No hay troncos, ni ruedas ni urinarios que puedan contener todo ese caudal, ese líquido ámbar que nuestros lechuzos provincianos esparcen por calles, piedras y elementos varios. ¿Tanta es la urgencia o es la mejor de sus armas de seducción?
Y es que, por lo visto un fin de semana tras otro, es tan poca la evidencia de sus feromonas, que solo consiguen mostrar su esencia masculina, sembrando los terrenos zamoranos con sus embriagadores y varoniles orines. Y nosotras, ahí, hipnotizadas por sus posturas de sensualidad plena, deseosas de que sus higiénicas manos repasen nuestros cuerpos, esperando que, al igual que han olvidado dónde está el baño, olviden nuestro nombre, nuestra cara, nuestra casa... y pegen la vuelta.

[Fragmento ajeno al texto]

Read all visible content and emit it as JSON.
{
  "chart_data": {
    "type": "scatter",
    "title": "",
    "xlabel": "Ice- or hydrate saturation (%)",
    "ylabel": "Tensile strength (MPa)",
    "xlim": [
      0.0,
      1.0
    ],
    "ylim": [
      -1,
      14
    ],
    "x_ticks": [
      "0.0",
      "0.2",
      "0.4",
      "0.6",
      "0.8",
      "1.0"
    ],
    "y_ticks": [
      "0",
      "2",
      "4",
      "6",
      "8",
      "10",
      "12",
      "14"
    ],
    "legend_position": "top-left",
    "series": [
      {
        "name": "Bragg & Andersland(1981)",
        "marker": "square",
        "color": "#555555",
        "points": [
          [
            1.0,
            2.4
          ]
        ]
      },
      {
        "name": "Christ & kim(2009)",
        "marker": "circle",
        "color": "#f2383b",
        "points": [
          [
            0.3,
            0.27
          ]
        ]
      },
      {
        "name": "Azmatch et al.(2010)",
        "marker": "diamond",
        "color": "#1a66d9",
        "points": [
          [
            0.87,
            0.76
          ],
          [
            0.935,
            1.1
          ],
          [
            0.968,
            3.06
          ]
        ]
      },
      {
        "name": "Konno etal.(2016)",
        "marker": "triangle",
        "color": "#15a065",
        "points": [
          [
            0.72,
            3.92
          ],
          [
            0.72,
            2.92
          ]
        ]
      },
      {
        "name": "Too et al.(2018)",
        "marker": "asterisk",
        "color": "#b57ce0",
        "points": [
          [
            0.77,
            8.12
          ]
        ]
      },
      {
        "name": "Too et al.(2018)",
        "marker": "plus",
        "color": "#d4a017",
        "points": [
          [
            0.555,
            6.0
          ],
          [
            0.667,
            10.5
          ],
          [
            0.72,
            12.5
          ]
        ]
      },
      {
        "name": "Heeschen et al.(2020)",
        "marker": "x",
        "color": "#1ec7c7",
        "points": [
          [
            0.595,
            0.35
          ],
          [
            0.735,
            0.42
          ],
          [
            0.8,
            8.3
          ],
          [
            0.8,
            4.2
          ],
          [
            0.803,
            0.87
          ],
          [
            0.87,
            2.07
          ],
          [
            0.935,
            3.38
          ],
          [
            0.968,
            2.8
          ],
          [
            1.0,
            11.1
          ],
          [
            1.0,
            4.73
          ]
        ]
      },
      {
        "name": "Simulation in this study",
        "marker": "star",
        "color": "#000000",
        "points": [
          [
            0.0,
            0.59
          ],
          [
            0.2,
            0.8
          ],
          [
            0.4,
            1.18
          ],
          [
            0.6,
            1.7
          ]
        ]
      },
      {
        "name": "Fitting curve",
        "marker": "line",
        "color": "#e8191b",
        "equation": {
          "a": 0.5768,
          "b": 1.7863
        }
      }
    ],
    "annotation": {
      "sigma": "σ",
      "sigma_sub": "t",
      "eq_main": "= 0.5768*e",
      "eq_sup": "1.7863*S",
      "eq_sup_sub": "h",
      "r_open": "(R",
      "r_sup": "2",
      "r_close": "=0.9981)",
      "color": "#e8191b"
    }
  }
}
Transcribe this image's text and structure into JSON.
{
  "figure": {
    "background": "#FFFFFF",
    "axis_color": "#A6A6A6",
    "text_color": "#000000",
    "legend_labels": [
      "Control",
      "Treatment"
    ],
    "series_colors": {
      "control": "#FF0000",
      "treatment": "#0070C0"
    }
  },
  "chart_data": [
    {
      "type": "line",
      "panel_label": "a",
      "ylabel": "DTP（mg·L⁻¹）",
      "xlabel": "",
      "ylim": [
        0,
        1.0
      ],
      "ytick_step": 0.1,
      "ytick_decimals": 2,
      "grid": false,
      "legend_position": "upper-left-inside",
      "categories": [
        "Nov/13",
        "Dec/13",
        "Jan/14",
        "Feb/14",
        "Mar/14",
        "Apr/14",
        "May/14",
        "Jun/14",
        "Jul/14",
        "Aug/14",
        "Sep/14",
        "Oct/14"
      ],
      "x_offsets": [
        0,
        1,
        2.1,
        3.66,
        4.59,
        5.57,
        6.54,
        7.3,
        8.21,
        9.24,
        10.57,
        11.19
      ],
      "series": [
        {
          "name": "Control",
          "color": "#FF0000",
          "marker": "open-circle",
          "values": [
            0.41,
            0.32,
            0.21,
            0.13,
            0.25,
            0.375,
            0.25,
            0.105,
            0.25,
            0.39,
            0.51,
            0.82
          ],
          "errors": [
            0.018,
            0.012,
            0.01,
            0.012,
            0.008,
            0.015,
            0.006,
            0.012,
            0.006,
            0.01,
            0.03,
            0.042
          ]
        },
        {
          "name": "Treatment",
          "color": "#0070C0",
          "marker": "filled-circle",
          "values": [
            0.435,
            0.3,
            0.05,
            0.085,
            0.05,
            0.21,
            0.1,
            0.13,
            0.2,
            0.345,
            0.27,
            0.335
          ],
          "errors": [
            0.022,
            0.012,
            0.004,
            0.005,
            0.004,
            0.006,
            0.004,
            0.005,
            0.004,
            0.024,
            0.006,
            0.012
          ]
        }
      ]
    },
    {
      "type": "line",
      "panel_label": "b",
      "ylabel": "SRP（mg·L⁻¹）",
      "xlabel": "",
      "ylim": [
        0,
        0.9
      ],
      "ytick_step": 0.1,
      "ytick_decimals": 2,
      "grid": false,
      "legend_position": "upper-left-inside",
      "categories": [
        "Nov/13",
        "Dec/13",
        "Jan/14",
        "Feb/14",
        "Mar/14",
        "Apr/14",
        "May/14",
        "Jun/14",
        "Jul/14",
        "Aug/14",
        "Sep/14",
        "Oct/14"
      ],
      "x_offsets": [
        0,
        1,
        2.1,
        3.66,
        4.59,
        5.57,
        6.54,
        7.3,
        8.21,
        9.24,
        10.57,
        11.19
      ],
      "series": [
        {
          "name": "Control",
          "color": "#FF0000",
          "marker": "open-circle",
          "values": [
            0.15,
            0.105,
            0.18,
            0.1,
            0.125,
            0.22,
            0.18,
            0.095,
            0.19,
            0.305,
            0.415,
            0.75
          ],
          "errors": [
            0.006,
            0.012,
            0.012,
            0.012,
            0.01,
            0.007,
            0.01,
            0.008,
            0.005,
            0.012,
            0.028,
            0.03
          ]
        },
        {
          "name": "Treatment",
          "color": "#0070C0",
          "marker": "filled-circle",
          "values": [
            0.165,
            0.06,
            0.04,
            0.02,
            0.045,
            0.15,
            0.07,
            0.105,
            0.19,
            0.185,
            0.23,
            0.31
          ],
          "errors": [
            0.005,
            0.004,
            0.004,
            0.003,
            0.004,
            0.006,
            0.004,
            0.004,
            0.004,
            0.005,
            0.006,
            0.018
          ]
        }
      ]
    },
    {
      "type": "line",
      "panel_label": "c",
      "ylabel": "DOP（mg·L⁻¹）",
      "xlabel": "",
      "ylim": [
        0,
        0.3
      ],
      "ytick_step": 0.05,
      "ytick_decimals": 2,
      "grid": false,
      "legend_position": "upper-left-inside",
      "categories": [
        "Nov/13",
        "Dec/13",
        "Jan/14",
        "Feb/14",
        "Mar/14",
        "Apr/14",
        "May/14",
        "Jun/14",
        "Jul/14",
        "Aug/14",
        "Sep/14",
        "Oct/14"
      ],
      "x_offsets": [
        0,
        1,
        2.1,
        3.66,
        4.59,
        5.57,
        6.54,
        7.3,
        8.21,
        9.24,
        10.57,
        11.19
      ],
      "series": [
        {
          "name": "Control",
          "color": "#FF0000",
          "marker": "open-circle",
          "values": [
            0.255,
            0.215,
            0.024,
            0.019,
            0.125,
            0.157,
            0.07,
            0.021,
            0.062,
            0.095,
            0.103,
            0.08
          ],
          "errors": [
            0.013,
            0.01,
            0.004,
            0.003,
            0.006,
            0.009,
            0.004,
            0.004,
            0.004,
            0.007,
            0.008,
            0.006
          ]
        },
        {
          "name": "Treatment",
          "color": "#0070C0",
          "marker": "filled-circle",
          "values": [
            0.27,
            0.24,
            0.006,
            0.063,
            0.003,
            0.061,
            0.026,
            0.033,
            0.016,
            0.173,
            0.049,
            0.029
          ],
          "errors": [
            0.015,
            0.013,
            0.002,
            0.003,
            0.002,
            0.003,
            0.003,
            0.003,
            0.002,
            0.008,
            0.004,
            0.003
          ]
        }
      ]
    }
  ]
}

Iglesia que ven, iglesia que mean. Y no es que nosotras estemos consagradas a nuestros templos, pero es que ya les huele: a ellos, a nosotras y a todo el pobre que decida pasear por nuestras bellas rúas. El más sacrificado en pos de sus necesidades: el callejón de Los Herreros. Regatos, ríos y afluentes recorren, calle abajo, nuestras suelas y tacones. ¿Y quién se atreve ahora a decir que nuestros lechuzos no son puro macho? “Macho, macho man”.
Así, aún teniendo deseos de redimir sus secretos, de sentir sus pasiones; escapamos, con un fino orgullo presumido, y los dejamos con sus eternas miserias. Podían, al menos, ser tan pulcros como los gatos y lamerse... las heridas en soledad.
Hasta que se les pase el celo, nosotras meditaremos, como juncos huecos, aullando en la noche.
“Vete, olvida mis ojos, mis manos, mis labios, que no te desean..., olvídate todo, que tú, para eso, tienes experiencia”.